A federal judge in Madison dismissed the Trump administration’s lawsuit against the Wisconsin Elections Commission Thursday, rejecting the DOJ’s demand for an unredacted copy of the state’s complete voter registration database — the administration’s ninth courtroom defeat in its nationwide push to obtain sensitive voter data from state election systems.

U.S. District Judge James Peterson ruled that a voter registration list is simply not a “record” subject to production under Title III of the Civil Rights Act of 1960 — the 66-year-old law the DOJ had argued gave it authority to demand the data. “The court agrees that a voter registration list is not a record subject to production under Title III, so it will dismiss the complaint on that ground without considering defendants’ other arguments,” Peterson wrote. Wisconsin Examiner

The DOJ’s lawsuit, filed in December 2025, sought the complete unredacted voter file — including driver’s license numbers, partial Social Security numbers, addresses, and other personal data — for all 3.6 million registered Wisconsin voters. The Wisconsin Elections Commission had already offered to provide a redacted version of the publicly available voter list, but the DOJ insisted on the full unredacted file. State Attorney General Josh Kaul argued that state and federal privacy laws flatly prohibit sharing the unredacted information. WisPolitics

The UW-Madison State Democracy Research Initiative, which has been tracking the nationwide litigation, noted the DOJ has now filed similar lawsuits against 30 states and Washington, D.C. Courts in Michigan, Arizona, California, Oregon, Rhode Island, and now Wisconsin have all dismissed the suits. At least 12 states — mostly Republican-led — have agreed to provide their voter data voluntarily, with Oklahoma settling and handing over its file in exchange for the DOJ dropping that lawsuit. FOX6 News Milwaukee

Peterson’s ruling is a significant setback for the administration, which has made voter roll scrutiny a centerpiece of its election integrity agenda. The DOJ can appeal to the Seventh Circuit — the same appeals court that covers Wisconsin, Illinois, and Indiana — or refile with a different legal theory. For now, Wisconsin’s voter data stays in Wisconsin.

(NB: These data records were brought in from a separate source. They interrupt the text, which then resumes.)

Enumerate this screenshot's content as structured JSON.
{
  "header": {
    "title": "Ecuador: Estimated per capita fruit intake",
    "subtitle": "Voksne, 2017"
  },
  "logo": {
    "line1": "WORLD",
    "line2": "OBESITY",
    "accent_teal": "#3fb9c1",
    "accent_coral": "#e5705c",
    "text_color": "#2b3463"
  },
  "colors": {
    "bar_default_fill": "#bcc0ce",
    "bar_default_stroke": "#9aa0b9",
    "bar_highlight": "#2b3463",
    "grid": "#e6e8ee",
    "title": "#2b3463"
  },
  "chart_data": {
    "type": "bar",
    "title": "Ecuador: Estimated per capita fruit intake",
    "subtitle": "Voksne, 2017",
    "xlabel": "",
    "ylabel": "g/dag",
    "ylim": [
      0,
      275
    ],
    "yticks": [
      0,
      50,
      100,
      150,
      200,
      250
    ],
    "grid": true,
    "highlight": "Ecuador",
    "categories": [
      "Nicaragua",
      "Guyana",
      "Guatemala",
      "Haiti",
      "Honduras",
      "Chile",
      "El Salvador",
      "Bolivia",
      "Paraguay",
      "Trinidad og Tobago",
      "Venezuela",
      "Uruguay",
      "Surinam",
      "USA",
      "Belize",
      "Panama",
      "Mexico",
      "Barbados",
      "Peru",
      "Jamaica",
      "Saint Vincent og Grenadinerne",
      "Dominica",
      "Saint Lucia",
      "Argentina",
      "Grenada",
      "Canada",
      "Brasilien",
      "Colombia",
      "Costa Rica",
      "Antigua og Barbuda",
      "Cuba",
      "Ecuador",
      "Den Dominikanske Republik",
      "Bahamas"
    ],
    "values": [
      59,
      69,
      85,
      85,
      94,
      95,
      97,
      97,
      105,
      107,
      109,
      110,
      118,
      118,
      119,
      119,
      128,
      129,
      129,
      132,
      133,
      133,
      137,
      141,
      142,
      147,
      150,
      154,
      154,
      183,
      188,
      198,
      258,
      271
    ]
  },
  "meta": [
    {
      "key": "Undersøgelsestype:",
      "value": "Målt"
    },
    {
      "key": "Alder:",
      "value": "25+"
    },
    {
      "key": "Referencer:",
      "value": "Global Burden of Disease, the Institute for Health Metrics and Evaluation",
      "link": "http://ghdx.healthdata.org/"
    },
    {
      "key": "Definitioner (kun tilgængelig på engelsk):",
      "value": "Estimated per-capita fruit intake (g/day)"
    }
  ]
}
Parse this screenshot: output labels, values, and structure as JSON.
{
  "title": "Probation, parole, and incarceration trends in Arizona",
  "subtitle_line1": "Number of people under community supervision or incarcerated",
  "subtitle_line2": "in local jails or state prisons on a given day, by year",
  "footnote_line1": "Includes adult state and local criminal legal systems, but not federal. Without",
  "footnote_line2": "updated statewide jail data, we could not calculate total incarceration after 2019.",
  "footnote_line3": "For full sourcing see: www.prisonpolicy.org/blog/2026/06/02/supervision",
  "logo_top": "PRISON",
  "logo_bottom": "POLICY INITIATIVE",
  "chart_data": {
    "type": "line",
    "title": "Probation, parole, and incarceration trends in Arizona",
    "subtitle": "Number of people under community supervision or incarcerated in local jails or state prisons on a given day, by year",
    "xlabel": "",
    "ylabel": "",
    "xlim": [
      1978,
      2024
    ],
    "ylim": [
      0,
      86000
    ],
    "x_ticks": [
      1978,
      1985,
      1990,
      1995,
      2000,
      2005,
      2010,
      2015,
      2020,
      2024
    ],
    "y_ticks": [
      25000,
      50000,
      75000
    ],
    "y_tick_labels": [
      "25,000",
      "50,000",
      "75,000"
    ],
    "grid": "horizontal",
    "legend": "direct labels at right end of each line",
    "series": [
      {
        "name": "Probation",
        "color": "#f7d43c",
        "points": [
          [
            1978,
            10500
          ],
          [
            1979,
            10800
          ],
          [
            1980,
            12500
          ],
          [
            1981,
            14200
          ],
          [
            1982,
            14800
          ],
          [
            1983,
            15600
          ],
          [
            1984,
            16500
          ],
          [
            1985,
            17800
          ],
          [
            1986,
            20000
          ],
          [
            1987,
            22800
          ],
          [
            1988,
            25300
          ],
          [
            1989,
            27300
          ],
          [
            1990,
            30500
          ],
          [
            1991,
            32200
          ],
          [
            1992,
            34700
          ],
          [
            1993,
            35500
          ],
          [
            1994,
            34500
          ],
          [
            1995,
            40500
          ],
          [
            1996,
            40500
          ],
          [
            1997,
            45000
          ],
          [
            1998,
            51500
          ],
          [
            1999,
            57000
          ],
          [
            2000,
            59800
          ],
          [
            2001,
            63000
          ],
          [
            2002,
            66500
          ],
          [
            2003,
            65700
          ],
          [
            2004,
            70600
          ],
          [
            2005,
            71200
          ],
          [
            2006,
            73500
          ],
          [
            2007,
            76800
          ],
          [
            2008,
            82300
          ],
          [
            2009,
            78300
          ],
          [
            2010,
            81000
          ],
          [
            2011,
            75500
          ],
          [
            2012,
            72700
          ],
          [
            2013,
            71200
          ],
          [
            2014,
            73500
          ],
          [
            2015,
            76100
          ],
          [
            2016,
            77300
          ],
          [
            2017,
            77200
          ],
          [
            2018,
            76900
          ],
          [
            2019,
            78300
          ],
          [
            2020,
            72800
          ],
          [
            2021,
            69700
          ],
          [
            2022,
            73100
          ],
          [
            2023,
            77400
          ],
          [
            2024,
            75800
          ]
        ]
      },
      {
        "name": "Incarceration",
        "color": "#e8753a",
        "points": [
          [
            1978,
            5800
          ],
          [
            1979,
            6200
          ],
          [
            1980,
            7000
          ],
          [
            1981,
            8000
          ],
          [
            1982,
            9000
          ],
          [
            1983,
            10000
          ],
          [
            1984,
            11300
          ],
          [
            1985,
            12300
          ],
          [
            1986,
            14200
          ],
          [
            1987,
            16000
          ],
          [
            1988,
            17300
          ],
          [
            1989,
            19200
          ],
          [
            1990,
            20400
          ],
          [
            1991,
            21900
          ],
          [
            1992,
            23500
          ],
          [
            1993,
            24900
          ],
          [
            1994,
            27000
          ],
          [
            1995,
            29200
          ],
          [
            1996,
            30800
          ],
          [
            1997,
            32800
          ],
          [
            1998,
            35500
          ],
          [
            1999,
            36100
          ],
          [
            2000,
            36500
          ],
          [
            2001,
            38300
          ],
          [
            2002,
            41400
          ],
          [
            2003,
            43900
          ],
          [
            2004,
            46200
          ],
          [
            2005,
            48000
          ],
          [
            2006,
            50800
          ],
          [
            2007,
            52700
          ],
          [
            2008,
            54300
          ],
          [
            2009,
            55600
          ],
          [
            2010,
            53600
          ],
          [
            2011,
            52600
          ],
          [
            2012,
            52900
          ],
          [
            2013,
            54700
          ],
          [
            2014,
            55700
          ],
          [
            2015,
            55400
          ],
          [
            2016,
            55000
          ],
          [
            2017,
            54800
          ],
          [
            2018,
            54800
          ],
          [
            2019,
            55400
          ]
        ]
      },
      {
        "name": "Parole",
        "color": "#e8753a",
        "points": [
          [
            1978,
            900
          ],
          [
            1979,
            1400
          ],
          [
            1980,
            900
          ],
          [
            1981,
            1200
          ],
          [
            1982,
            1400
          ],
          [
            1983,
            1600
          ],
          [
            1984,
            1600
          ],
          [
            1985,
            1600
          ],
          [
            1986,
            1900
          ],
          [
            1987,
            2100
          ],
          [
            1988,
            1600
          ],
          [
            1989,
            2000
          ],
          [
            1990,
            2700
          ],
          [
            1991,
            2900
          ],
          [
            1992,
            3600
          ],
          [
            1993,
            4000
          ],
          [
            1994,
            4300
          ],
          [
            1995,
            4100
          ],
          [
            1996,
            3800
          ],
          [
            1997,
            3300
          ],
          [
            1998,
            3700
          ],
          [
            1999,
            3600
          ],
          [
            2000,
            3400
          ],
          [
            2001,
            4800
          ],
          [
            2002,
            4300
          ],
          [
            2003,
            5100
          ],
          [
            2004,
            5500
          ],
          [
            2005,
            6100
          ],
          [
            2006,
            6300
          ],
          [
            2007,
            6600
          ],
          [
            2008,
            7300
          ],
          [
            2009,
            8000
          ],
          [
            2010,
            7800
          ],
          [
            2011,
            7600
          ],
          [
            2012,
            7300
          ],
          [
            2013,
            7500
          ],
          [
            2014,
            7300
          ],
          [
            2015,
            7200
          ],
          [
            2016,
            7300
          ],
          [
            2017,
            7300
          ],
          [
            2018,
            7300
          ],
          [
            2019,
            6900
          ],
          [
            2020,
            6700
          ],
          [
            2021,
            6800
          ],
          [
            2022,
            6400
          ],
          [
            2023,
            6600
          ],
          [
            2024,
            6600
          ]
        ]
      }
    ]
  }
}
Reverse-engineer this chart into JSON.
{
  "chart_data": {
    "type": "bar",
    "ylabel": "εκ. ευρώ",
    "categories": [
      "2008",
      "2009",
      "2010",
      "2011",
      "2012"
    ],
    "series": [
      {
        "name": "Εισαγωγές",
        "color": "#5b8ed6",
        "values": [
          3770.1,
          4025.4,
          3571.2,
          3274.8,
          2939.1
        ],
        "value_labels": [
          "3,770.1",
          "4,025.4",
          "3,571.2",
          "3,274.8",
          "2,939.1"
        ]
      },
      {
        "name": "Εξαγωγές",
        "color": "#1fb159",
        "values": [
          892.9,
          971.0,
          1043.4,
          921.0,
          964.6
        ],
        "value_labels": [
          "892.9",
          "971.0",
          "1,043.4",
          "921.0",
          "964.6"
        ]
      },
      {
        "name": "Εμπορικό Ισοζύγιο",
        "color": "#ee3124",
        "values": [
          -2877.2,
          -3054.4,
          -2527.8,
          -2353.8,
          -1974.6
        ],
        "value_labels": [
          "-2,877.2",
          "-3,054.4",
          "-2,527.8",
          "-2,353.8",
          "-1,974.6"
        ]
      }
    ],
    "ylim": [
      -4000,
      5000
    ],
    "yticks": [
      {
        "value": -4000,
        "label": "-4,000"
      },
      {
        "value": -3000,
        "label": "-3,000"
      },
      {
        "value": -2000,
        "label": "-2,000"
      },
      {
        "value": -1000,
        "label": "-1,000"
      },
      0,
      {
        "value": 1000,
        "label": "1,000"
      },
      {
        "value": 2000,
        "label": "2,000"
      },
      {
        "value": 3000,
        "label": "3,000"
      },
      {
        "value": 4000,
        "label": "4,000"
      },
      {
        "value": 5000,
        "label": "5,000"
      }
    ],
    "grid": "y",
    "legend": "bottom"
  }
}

The ruling lands on a significant day in Wisconsin election news. Earlier today, the same federal courthouse where Aimee Bock received her 41.5-year sentence for the $250 million Feeding Our Future fraud saw this voter rolls ruling from Judge Peterson — two major Wisconsin legal decisions in a single afternoon, moving in opposite directions on accountability and oversight questions that will define the state’s political landscape heading into November.